The equivalent single reed has a tongue carefully cut out of the side of the straw near the top, with the end closed by a natural node or an artificial stopper, and so one would think it to be much more complex to devise and less likely to have occurred initially by accidental discovery. And yet the simple single reeds, often called “folk clarinets,” are far more common in the world today than any simple double reeds.

The answer may lie far back in time. When both were grass or straw, and thus ephemeral since both are easily broken or so saturated by being held in the mouth that they will no longer spring open against the player’s breath, perhaps the double was the more common. Today, when the more efficient hard reed and cane is used, the single reed is quite easily made, whereas the double needs careful scraping unless, in the parts of the world where such plants grow, it can be made from a tube of a different, softer type of reed or from materials such as palm leaf.

The double reed has a pair of surfaces, either thin blades of cane, as with the oboe and bassoon, or a flattened plant stem or layers of palm or other leaf, as with many exotic instruments, that beat concussively against each other when blown. The single reed has a single blade of cane or other material tied to a mouthpiece, as with the clarinet and saxophone, or a blade cut from the surface of the mouthpiece but still attached at one end, as with many other exotic instruments, that beats percussively against the mouthpiece when blown. Both are so constructed that they lie slightly open and are forced to close, beating against each other or the mouthpiece, by the player’s breath or, in the case of organs and bagpipes, by the air from a bellows or bag

There is a third type of reed, the “free reed,” so called because it does not beat against anything but swings freely to and fro through a closely fitting slot. Its behavior and use are sufficiently different from the other two that we shall devote a separate section to it. A fourth type, a dilating reed that normally lies closed but is forced open by the air, is fairly rare when made from straws or other plants, but is used worldwide in the form of a player’s lips. Made of straw or plant-stem, it seems to exist only as a reed whistle, rather than driving a musical instrument. The player’s lips are sufficiently different from other reeds that they are better dealt with as “brass instruments,” a useful common term in our culture even though many other materials besides brass are used.

Irrespective of the type of reed used, there is a further distinction, discussed in more detail in the afterword, between those reed instruments with a cylindrical bore (the inside of the tube) and those whose bore widens from top to bottom. The latter are easier to play over a wide compass because, when blown harder, the pitch jumps up (or overblows) an octave and the player can use the same, or at least similar, fingerings to produce the same pitch names an octave higher than before. The fingering for a C, for example, or any other note is much the same in each octave.

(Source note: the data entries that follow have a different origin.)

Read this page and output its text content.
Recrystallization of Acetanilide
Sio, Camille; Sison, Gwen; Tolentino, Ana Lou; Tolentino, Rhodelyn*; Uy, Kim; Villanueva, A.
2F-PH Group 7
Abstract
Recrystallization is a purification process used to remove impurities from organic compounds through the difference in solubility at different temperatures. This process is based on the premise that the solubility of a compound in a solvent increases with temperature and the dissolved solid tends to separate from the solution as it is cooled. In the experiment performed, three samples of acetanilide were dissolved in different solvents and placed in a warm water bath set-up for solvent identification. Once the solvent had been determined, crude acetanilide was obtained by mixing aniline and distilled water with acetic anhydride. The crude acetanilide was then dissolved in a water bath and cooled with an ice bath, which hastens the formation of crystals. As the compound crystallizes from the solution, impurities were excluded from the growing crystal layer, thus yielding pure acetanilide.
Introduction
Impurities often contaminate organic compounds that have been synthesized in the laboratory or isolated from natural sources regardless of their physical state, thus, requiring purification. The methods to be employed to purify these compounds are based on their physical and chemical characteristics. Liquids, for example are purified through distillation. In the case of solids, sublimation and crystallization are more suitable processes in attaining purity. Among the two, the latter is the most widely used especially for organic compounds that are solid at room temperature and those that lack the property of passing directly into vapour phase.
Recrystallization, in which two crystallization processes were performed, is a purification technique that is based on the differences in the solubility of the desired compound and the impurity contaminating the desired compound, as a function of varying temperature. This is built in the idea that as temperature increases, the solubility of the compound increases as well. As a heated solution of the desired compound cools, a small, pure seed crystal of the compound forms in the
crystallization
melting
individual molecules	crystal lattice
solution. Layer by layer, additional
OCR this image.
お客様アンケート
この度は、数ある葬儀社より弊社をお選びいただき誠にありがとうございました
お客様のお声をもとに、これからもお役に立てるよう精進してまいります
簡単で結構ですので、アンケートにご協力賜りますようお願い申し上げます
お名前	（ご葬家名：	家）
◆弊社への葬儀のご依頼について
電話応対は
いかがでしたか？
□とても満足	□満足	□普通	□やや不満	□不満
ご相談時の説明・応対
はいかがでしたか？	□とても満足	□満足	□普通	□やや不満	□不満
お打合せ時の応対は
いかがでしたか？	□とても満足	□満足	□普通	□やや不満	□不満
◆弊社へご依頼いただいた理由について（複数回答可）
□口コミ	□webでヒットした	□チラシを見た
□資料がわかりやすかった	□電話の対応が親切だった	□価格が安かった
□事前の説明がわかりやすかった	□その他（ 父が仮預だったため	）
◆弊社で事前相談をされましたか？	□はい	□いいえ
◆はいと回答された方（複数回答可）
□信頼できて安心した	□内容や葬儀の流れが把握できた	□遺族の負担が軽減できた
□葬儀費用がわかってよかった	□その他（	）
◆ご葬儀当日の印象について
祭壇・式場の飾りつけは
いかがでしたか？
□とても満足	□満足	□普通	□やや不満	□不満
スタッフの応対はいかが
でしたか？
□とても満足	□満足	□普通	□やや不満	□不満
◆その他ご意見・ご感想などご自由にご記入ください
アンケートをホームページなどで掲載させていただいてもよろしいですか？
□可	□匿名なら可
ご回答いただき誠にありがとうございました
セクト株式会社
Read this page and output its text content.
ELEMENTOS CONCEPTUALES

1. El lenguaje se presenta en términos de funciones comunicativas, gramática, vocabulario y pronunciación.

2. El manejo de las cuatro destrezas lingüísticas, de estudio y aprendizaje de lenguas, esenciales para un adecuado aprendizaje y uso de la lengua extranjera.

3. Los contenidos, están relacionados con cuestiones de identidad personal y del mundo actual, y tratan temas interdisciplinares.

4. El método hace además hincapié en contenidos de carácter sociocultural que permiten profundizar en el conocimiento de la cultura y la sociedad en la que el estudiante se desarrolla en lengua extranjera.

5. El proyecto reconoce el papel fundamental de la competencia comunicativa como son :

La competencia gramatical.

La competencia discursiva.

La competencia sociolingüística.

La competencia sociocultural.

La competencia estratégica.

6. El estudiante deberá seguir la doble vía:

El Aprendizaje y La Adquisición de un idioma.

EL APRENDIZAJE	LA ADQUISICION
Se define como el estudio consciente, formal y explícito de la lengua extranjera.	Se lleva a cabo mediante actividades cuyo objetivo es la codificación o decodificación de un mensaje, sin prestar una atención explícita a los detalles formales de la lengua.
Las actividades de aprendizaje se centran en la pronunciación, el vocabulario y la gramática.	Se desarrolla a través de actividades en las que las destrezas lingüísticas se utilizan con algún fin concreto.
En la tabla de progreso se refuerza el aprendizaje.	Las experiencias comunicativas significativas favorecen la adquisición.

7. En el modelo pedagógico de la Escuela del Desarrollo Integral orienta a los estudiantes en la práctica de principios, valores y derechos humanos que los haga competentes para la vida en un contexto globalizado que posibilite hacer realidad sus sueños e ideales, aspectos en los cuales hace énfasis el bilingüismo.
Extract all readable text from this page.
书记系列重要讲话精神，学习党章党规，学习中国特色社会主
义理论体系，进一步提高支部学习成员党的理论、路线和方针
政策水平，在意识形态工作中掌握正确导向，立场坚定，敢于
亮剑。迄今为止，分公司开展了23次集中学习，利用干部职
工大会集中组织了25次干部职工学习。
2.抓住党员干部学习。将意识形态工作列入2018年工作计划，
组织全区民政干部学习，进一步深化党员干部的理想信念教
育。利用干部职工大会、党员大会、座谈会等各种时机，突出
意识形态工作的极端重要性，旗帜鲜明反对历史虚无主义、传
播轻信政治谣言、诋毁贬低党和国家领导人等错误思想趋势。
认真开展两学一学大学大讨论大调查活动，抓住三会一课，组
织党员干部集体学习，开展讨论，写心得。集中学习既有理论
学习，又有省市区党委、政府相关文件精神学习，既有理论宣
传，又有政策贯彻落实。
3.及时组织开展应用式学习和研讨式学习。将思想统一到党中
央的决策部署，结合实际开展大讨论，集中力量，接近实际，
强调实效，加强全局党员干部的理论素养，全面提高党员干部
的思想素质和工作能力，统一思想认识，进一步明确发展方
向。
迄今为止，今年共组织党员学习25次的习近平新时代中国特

However, all the archaeological or iconographic evidence that we have tells us that reed instruments of this expanding shape are much later in the history of the development of instruments, presumably because such a bore is more difficult to make than a plain cylinder.

The reed instruments with cylindrical bore (it is necessary to repeat “reed instruments” because flutes behave quite differently) are difficult to overblow at all, unless helped with the speaker key found on our instruments, and when they do sound in a higher register, the pitch is a twelfth—an octave and a fifth—above the original range; thus the same note names in the higher register have very different fingerings from those in the lower register. The fingering for a C in the lower register would, with the addition of a speaker hole or key, produce a G in the upper register. On instruments without keywork, there is often a gap in the compass between the top of the fundamental register and the bottom of the overblown register, simply for lack of sufficient fingers to control enough holes to cover the whole compass. The difference between the fingering of the two bore shapes is well known to those who play both saxophone (which widens in bore) and clarinet (which is cylindrical).